ボールを動かすという点では日本と類似しており、戦いにくい相手ではない。冷静にパスを繋ぎ、相手がボールを持つ時間になれば前線からのハイプレスで相手の自由を奪いたい。キーマンとして挙げたいのはMF平河悠(町田)。左サイドを主戦場とし、右サイドでも機能するドリブラーは切り込み隊長として日本に必要不可欠だ。相手のSBに高い位置を取らせないためにも平河の働きはポイントになる。また、最前線からプレスをかけ続けられる体力を持ち合わせており、守備でもファーストDFとしてチームに欠かせない。攻守両面で平河のパフォーマンスに注目だ。

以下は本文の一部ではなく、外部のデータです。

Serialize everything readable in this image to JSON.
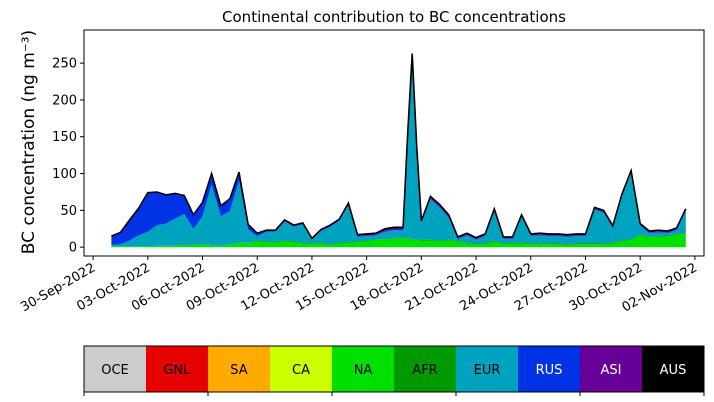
{
  "chart_data": {
    "type": "area",
    "stacked": true,
    "title": "Continental contribution to BC concentrations",
    "ylabel": "BC concentration (ng m⁻³)",
    "xlabel": "",
    "ylim": [
      -12,
      295
    ],
    "xlim": [
      "2022-09-29T12:00",
      "2022-11-02T12:00"
    ],
    "yticks": [
      0,
      50,
      100,
      150,
      200,
      250
    ],
    "xticks": [
      "30-Sep-2022",
      "03-Oct-2022",
      "06-Oct-2022",
      "09-Oct-2022",
      "12-Oct-2022",
      "15-Oct-2022",
      "18-Oct-2022",
      "21-Oct-2022",
      "24-Oct-2022",
      "27-Oct-2022",
      "30-Oct-2022",
      "02-Nov-2022"
    ],
    "grid": false,
    "x": [
      "2022-10-01T00:00",
      "2022-10-01T12:00",
      "2022-10-02T00:00",
      "2022-10-02T12:00",
      "2022-10-03T00:00",
      "2022-10-03T12:00",
      "2022-10-04T00:00",
      "2022-10-04T12:00",
      "2022-10-05T00:00",
      "2022-10-05T12:00",
      "2022-10-06T00:00",
      "2022-10-06T12:00",
      "2022-10-07T00:00",
      "2022-10-07T12:00",
      "2022-10-08T00:00",
      "2022-10-08T12:00",
      "2022-10-09T00:00",
      "2022-10-09T12:00",
      "2022-10-10T00:00",
      "2022-10-10T12:00",
      "2022-10-11T00:00",
      "2022-10-11T12:00",
      "2022-10-12T00:00",
      "2022-10-12T12:00",
      "2022-10-13T00:00",
      "2022-10-13T12:00",
      "2022-10-14T00:00",
      "2022-10-14T12:00",
      "2022-10-15T00:00",
      "2022-10-15T12:00",
      "2022-10-16T00:00",
      "2022-10-16T12:00",
      "2022-10-17T00:00",
      "2022-10-17T06:00",
      "2022-10-17T12:00",
      "2022-10-17T18:00",
      "2022-10-18T00:00",
      "2022-10-18T12:00",
      "2022-10-19T00:00",
      "2022-10-19T12:00",
      "2022-10-20T00:00",
      "2022-10-20T12:00",
      "2022-10-21T00:00",
      "2022-10-21T12:00",
      "2022-10-22T00:00",
      "2022-10-22T12:00",
      "2022-10-23T00:00",
      "2022-10-23T12:00",
      "2022-10-24T00:00",
      "2022-10-24T12:00",
      "2022-10-25T00:00",
      "2022-10-25T12:00",
      "2022-10-26T00:00",
      "2022-10-26T12:00",
      "2022-10-27T00:00",
      "2022-10-27T12:00",
      "2022-10-28T00:00",
      "2022-10-28T12:00",
      "2022-10-29T00:00",
      "2022-10-29T12:00",
      "2022-10-30T00:00",
      "2022-10-30T12:00",
      "2022-10-31T00:00",
      "2022-10-31T12:00",
      "2022-11-01T00:00",
      "2022-11-01T12:00"
    ],
    "series": [
      {
        "name": "OCE",
        "color": "#cccccc",
        "values": [
          0,
          0,
          0,
          0,
          0,
          0,
          0,
          0,
          0,
          0,
          0,
          0,
          0,
          0,
          0,
          0,
          0,
          0,
          0,
          0,
          0,
          0,
          0,
          0,
          0,
          0,
          0,
          0,
          0,
          0,
          0,
          0,
          0,
          0,
          0,
          0,
          0,
          0,
          0,
          0,
          0,
          0,
          0,
          0,
          0,
          0,
          0,
          0,
          0,
          0,
          0,
          0,
          0,
          0,
          0,
          0,
          0,
          0,
          0,
          0,
          0,
          0,
          0,
          0,
          0,
          0
        ]
      },
      {
        "name": "GNL",
        "color": "#e60000",
        "values": [
          0,
          0,
          0,
          0,
          0,
          0,
          0,
          0,
          0,
          0,
          0,
          0,
          0,
          0,
          0,
          0,
          0,
          0,
          0,
          0,
          0,
          0,
          0,
          0,
          0,
          0,
          0,
          0,
          0,
          0,
          0,
          0,
          0,
          0,
          0,
          0,
          0,
          0,
          0,
          0,
          0,
          0,
          0,
          0,
          0,
          0,
          0,
          0,
          0,
          0,
          0,
          0,
          0,
          0,
          0,
          0,
          0,
          0,
          0,
          0,
          0,
          0,
          0,
          0,
          0,
          0
        ]
      },
      {
        "name": "SA",
        "color": "#ffaa00",
        "values": [
          0,
          0,
          0,
          0,
          0,
          0,
          0,
          0,
          0,
          0,
          0,
          0,
          0,
          0,
          0,
          0,
          0,
          0,
          0,
          0,
          0,
          0,
          0,
          0,
          0,
          0,
          0,
          0,
          0,
          0,
          0,
          0,
          0,
          0,
          0,
          0,
          0,
          0,
          0,
          0,
          0,
          0,
          0,
          0,
          0,
          0,
          0,
          0,
          0,
          0,
          0,
          0,
          0,
          0,
          0,
          0,
          0,
          0,
          0,
          0,
          0,
          0,
          0,
          0,
          0,
          0
        ]
      },
      {
        "name": "CA",
        "color": "#ccff00",
        "values": [
          0,
          0,
          0,
          0,
          0,
          0,
          0,
          0,
          0,
          0,
          0,
          0,
          0,
          0,
          0,
          0,
          0,
          0,
          0,
          0,
          0,
          0,
          0,
          0,
          0,
          0,
          0,
          0,
          0,
          0,
          0,
          0,
          0,
          0,
          0,
          0,
          0,
          0,
          0,
          0,
          0,
          0,
          0,
          0,
          0,
          0,
          0,
          0,
          0,
          0,
          0,
          0,
          0,
          0,
          0,
          0,
          0,
          0,
          0,
          0,
          0,
          0,
          0,
          0,
          0,
          0
        ]
      },
      {
        "name": "NA",
        "color": "#00e000",
        "values": [
          1,
          1,
          1,
          1,
          1,
          2,
          2,
          2,
          3,
          3,
          4,
          3,
          2,
          4,
          6,
          6,
          8,
          7,
          6,
          8,
          7,
          5,
          4,
          6,
          3,
          5,
          6,
          7,
          8,
          10,
          10,
          12,
          12,
          12,
          10,
          10,
          9,
          9,
          8,
          9,
          8,
          5,
          4,
          4,
          8,
          4,
          5,
          5,
          4,
          5,
          4,
          4,
          3,
          4,
          4,
          4,
          4,
          5,
          8,
          10,
          16,
          14,
          14,
          15,
          17,
          18
        ]
      },
      {
        "name": "AFR",
        "color": "#009900",
        "values": [
          0,
          0,
          0,
          0,
          0,
          0,
          0,
          0,
          0,
          0,
          0,
          0,
          0,
          0,
          0,
          0,
          1,
          1,
          1,
          1,
          1,
          1,
          1,
          1,
          1,
          1,
          1,
          1,
          1,
          1,
          1,
          1,
          1,
          1,
          1,
          1,
          1,
          1,
          1,
          1,
          1,
          1,
          1,
          1,
          1,
          1,
          1,
          1,
          1,
          1,
          1,
          1,
          1,
          1,
          1,
          1,
          1,
          1,
          1,
          1,
          1,
          1,
          1,
          1,
          1,
          1
        ]
      },
      {
        "name": "EUR",
        "color": "#00a3bf",
        "values": [
          2,
          3,
          8,
          15,
          20,
          28,
          30,
          37,
          42,
          22,
          38,
          82,
          40,
          45,
          84,
          18,
          6,
          13,
          14,
          26,
          20,
          25,
          5,
          15,
          24,
          30,
          50,
          6,
          6,
          5,
          10,
          10,
          10,
          138,
          248,
          120,
          22,
          55,
          45,
          30,
          2,
          10,
          5,
          10,
          40,
          6,
          5,
          35,
          10,
          10,
          10,
          10,
          10,
          10,
          10,
          46,
          42,
          20,
          60,
          90,
          12,
          4,
          5,
          3,
          5,
          30
        ]
      },
      {
        "name": "RUS",
        "color": "#0033e6",
        "values": [
          11,
          15,
          27,
          36,
          52,
          44,
          38,
          33,
          24,
          18,
          18,
          14,
          13,
          16,
          11,
          6,
          3,
          1,
          1,
          1,
          1,
          1,
          1,
          1,
          1,
          1,
          1,
          1,
          1,
          1,
          1,
          1,
          1,
          1,
          1,
          1,
          1,
          1,
          1,
          1,
          1,
          1,
          1,
          1,
          1,
          1,
          1,
          1,
          1,
          1,
          1,
          1,
          1,
          1,
          1,
          1,
          1,
          1,
          1,
          1,
          1,
          1,
          1,
          1,
          1,
          1
        ]
      },
      {
        "name": "ASI",
        "color": "#660099",
        "values": [
          1,
          1,
          1,
          1,
          1,
          1,
          1,
          1,
          1,
          1,
          1,
          1,
          1,
          1,
          1,
          1,
          1,
          1,
          1,
          1,
          1,
          1,
          1,
          1,
          1,
          1,
          2,
          2,
          2,
          2,
          3,
          3,
          3,
          3,
          3,
          3,
          3,
          3,
          3,
          3,
          2,
          2,
          2,
          2,
          2,
          2,
          2,
          2,
          2,
          2,
          2,
          2,
          2,
          2,
          2,
          2,
          2,
          2,
          2,
          2,
          2,
          2,
          2,
          2,
          2,
          2
        ]
      },
      {
        "name": "AUS",
        "color": "#000000",
        "values": [
          0,
          0,
          0,
          0,
          0,
          0,
          0,
          0,
          0,
          0,
          0,
          0,
          0,
          0,
          0,
          0,
          0,
          0,
          0,
          0,
          0,
          0,
          0,
          0,
          0,
          0,
          0,
          0,
          0,
          0,
          0,
          0,
          0,
          0,
          0,
          0,
          0,
          0,
          0,
          0,
          0,
          0,
          0,
          0,
          0,
          0,
          0,
          0,
          0,
          0,
          0,
          0,
          0,
          0,
          0,
          0,
          0,
          0,
          0,
          0,
          0,
          0,
          0,
          0,
          0,
          0
        ]
      }
    ]
  }
}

3戦目の韓国は言うまでもなく、グループステージ最大のライバルとなる。五輪でメダルを獲得すれば兵役免除になるため、死に物狂いで戦ってくるのは想像に容易い。仮に両チームが突破を決めていたとしても、勝敗が順位決定に大きく関わる。A組の1位は開催国のカタールが濃厚で、地力もある上にホームのアドバンテージも受けられるのは厄介だ。カタールを避ける思いがあっても不思議ではなく、単なる消化試合にはならない可能性が高い。
その中で韓国のアンダーカテゴリーはフィジカルを生かしたサッカーではなく、後ろから丁寧にボールを繋ぐスタイルで戦うことも最近では珍しくない。ただ、そうした相手に対して、日本が滅法強いのは好材料。欧州の強豪国のように戦術が整理されているチームに相性が良く、ハイプレスとショートカウンターで相手を凌駕している。22年6月のU23アジアカップ準々決勝で対戦した際は、ボールポゼッションを高めてきた韓国を圧倒。2歳上のチームで臨んできた相手を3−0で下したのは記憶に新しい。

そんな韓国戦で鍵を握る選手は、内野航太郎だろう。昨年10月のアジア競技大会では決勝で先制点を挙げ、今年3月下旬の第23回大学日韓(韓日)定期戦でも2ゴールを挙げるなど、韓国に対して相性が良い。「アジア勢に対する自信はあんまり気にしていなかったけど、振り返ってみると、アジア勢から結構点が取れている。その自覚もあるし、良さも出せていると思う」と内野自身も手応えを口にしており、崩した後の仕上げ役として期待したいところだ。

日本はU23アジアカップを勝ち抜き、8大会連続の五輪出場を果たせるか。GSを突破しても、準々決勝ではカタールかオーストラリア、準決勝では世代最強と称されるサウジアラビアや進境著しいウズベキスタンと対戦する可能性がある。立ちはだかる壁は高く、簡単に勝たせてくれるチームはひとつもないが、日本の未来を切り開くべく大岩ジャパンが最終関門突破を目指す。